Like the articles on Tension Force and the balance of Progressive to Conservative, this is about the population pattern spread of personality types that defines the way a group behaves. Although it might seem like I’m simply being pro-self-transcendence, this isn’t a moralistic issue and there are unexpected outcomes. And while it clearly overlaps a teensy bit on the subject of right and left-wing politics it only has a solid connection to that out at the edges where the saints and sociopaths hang out. It’s hard to talk about this without paying the most attention to the extremes but the wide middle of this spectrum is in “normal” range. A healthy happy person probably has a good balance, but there’s more than one kind of happy you can be.

There are satisfactions that come from looking out for number 1 and the kind of people who make a point of only looking out for number 1 assume that these are the real and even ultimate satisfactions. Coincidentally, Donald Trump is an exaggerated archetype of this point of view. There are obviously rewards for self-assertion but self-transcendence on behalf of something you love can be a full time high, filling you with renewed energy. Only in people who are cartoonishly on one side of this spectrum or the other are these traits expressed as absolutes. Trump is cartoonishly self-asserting in the manner of a spoiled child. But self-assertion is more than short term self-indulgence, it also powers your serious goals and ambitions. It’s the oomph of aspiration. Gandhi and M.L.K. would have gotten nowhere without it. Any poor, hardworking kid who made something of themselves, has used this power. Actually Gandhi and MLK were well supplied with both impulses, it doesn’t HAVE to be just one or the other.

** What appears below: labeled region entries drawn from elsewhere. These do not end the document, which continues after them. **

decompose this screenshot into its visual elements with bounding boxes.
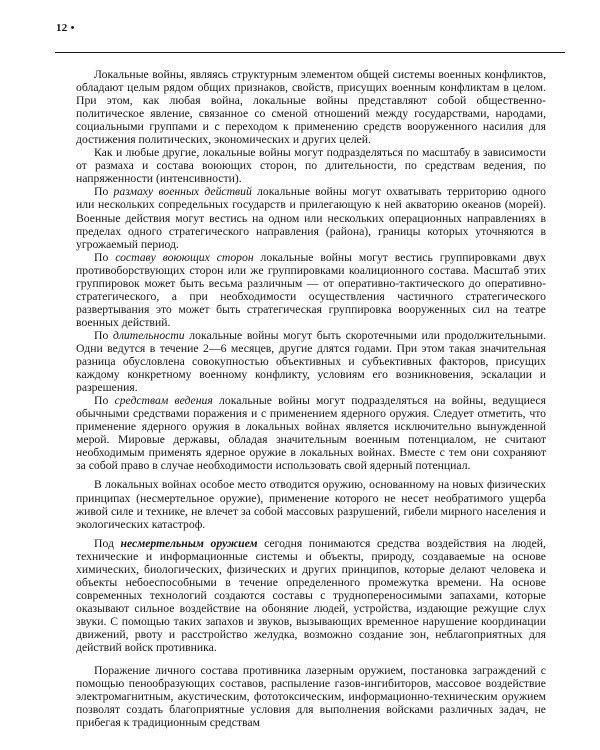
italic-term: средствам ведения: [114, 394, 213, 408]
paragraph: По длительности локальные войны могут быть скоротечными или продолжительными. Одни ведутся в течение 2—6 месяцев, другие длятся годами. При этом такая значительная разница обусловлена совокупностью объективных и субъективных факторов, присущих каждому конкретному военному конфликту, условиям его возникновения, эскалации и разрешения.: [76, 328, 546, 395]
header-rule: [55, 52, 565, 53]
italic-term: длительности: [112, 328, 185, 342]
paragraph: Под несмертельным оружием сегодня понимаются средства воздействия на людей, технические и информационные системы и объекты, природу, создаваемые на основе химических, биологических, физических и других принципов, которые делают человека и объекты небоеспособными в течение определенного промежутка времени. На основе современных технологий создаются составы с труднопереносимыми запахами, которые оказывают сильное воздействие на обоняние людей, устройства, издающие режущие слух звуки. С помощью таких запахов и звуков, вызывающих временное нарушение координации движений, рвоту и расстройство желудка, возможно создание зон, неблагоприятных для действий войск противника.: [76, 536, 546, 655]
paragraph: В локальных войнах особое место отводится оружию, основанному на новых физических принципах (несмертельное оружие), применение которого не несет необратимого ущерба живой силе и технике, не влечет за собой массовых разрушений, гибели мирного населения и экологических катастроф.: [76, 478, 546, 531]
paragraph: По составу воюющих сторон локальные войны могут вестись группировками двух противоборствующих сторон или же группировками коалиционного состава. Масштаб этих группировок может быть весьма различным — от оперативно-тактического до оперативно-стратегического, а при необходимости осуществления частичного стратегического развертывания это может быть стратегическая группировка вооруженных сил на театре военных действий.: [76, 250, 546, 329]
paragraph: Поражение личного состава противника лазерным оружием, постановка заграждений с помощью пенообразующих составов, распыление газов-ингибиторов, массовое воздействие электромагнитным, акустическим, фототоксическим, информационно-техническим оружием позволят создать благоприятные условия для выполнения войсками различных задач, не прибегая к традиционным средствам: [76, 664, 546, 730]
bold-italic-term: несмертельным оружием: [120, 536, 258, 550]
paragraph: Локальные войны, являясь структурным элементом общей системы военных конфликтов, обладают целым рядом общих признаков, свойств, присущих военным конфликтам в целом. При этом, как любая война, локальные войны представляют собой общественно-политическое явление, связанное со сменой отношений между государствами, народами, социальными группами и с переходом к применению средств вооруженного насилия для достижения политических, экономических и других целей.: [76, 68, 546, 147]
italic-term: составу воюющих сторон: [115, 250, 254, 264]
paragraph: Как и любые другие, локальные войны могут подразделяться по масштабу в зависимости от размаха и состава воюющих сторон, по длительности, по средствам ведения, по напряженности (интенсивности).: [76, 146, 546, 186]
page-number: 12: [56, 22, 68, 34]
body-text: [76, 68, 546, 729]
paragraph: По средствам ведения локальные войны могут подразделяться на войны, ведущиеся обычными средствами поражения и с применением ядерного оружия. Следует отметить, что применение ядерного оружия в локальных войнах является исключительно вынужденной мерой. Мировые державы, обладая значительным военным потенциалом, не считают необходимым применять ядерное оружие в локальных войнах. Вместе с тем они сохраняют за собой право в случае необходимости использовать свой ядерный потенциал.: [76, 394, 546, 473]
page-header: [56, 22, 75, 34]
italic-term: размаху военных действий: [113, 185, 252, 199]
page-number-bullet: •: [70, 22, 75, 34]
paragraph: По размаху военных действий локальные войны могут охватывать территорию одного или нескольких сопредельных государств и прилегающую к ней акваторию океанов (морей). Военные действия могут вестись на одном или нескольких операционных направлениях в пределах одного стратегического направления (района), границы которых уточняются в угрожаемый период.: [76, 185, 546, 251]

Here we start to encounter those unexpected outcomes. In fact, consider this: Have more of the horrors and tragedies of the human race come through self-asserting behavior or self-transcending behavior? Self-transcending can be beautiful and saintly but it also drove the selfless nazi and it drives the true believer ISIL volunteer. Extreme self-assertion might rob banks or investors. But for true horror and cruelty, self-transcendence is the big winner. Selfishness doesn’t generate armies of minions. There is no genocide without people who give up everything to kill whoever the great plan points to. Giving yourself wholly to a powerful cause is a transcendent experience and also, in the abstract, an amoral one. In MLK it was moral, but only because of the framework of that transcendence. Passionately pursuing a personal goal is also amoral. The internal values of the goal determine the good or ill.

The strongly self-asserting are often callously disinterested in what happens to anyone they don’t personally know and love. Dick Cheney for example only began giving a damn about gay and lesbian rights because his daughter came out. If she hadn’t, he never would have seen any point in supporting that position, after all, what was in it for him? Strong self asserters aren’t necessarily aggressive or intense but the bottom line important question for them is “How does this affect me?”